One is that I don't have the same degree of confidence in the quality of the data we're seeing in the minors. We're 4-5xing the locations and putting them in places with less on hand resources and familiarity. Not even a statcast thing but the whole Iowa velocity ordeal last month is representative. I don't think they're junk, but I also think we should be careful to attribute bedrock certainty especially if the data is outside previous norms.
The other is more important, in that while I understand the impulse and think you could build an interesting scale based on these, I don't think it's doing the same thing the scouting scale intends. Ultimately all of the statcast data is outcomes.
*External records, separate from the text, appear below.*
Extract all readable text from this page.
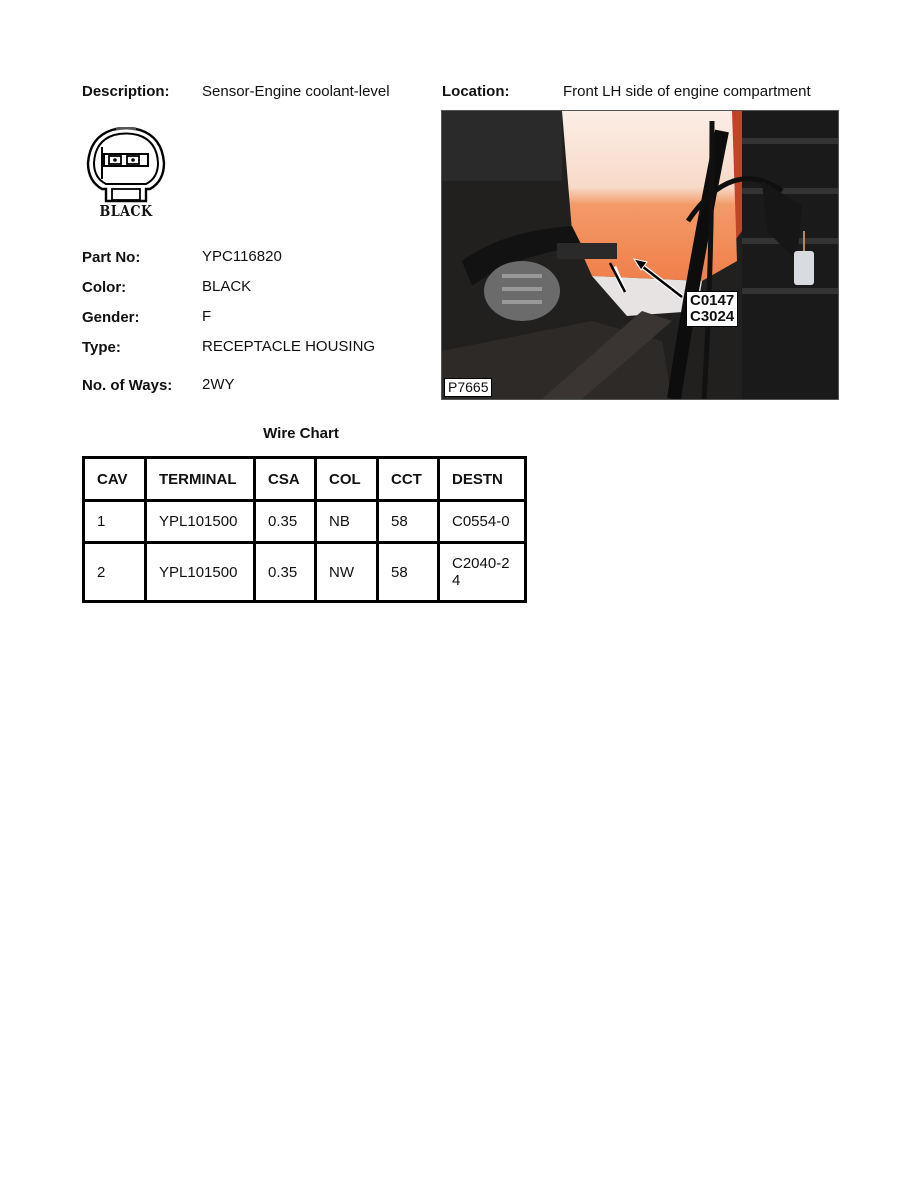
Description: Sensor-Engine coolant-level	Location:	Front LH side of engine compartment
BLACK
Part No:	YPC116820
Color:	BLACK
Gender:	F
Type:	RECEPTACLE HOUSING
No. of Ways: 2WY
C0147
C3024
P7665
Wire Chart
CAV	TERMINAL	CSA	COL	CCT	DESTN
1	YPL101500	0.35	NB	58	C0554-0
2	YPL101500	0.35	NW	58	C2040-24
More granular outcomes than counting RBI or looking at BABIP or errors, but still they are results that translate imperfectly when we have to understand expectations 2, 3, 4 levels above. Can I use Max EV to see if someone's FV on the power scale is too high? Probably, there are some guardrails that are likely useful checks. But the point of the scouting scale is to use information that is outside of outcomes/results to contextualize and evaluate how well certain things will translate when facing MLB pitchers/hitters, or at physical maturity, or when certain mechanics get another 12-36 months of pro instruction. Think of how often there are pitchers that see leaps in either raw stuff or performance when they learn new pitches, sequencing, or find a mechanical tweak that cuts down walks by making their delivery more repeatable. As metrics get better we need to lean on that part of the evaluation less, and that's a good thing. But I don't think that need for subjective evaluation vanishes entirely, or at least certainly not based on anything we have access to as the viewing public.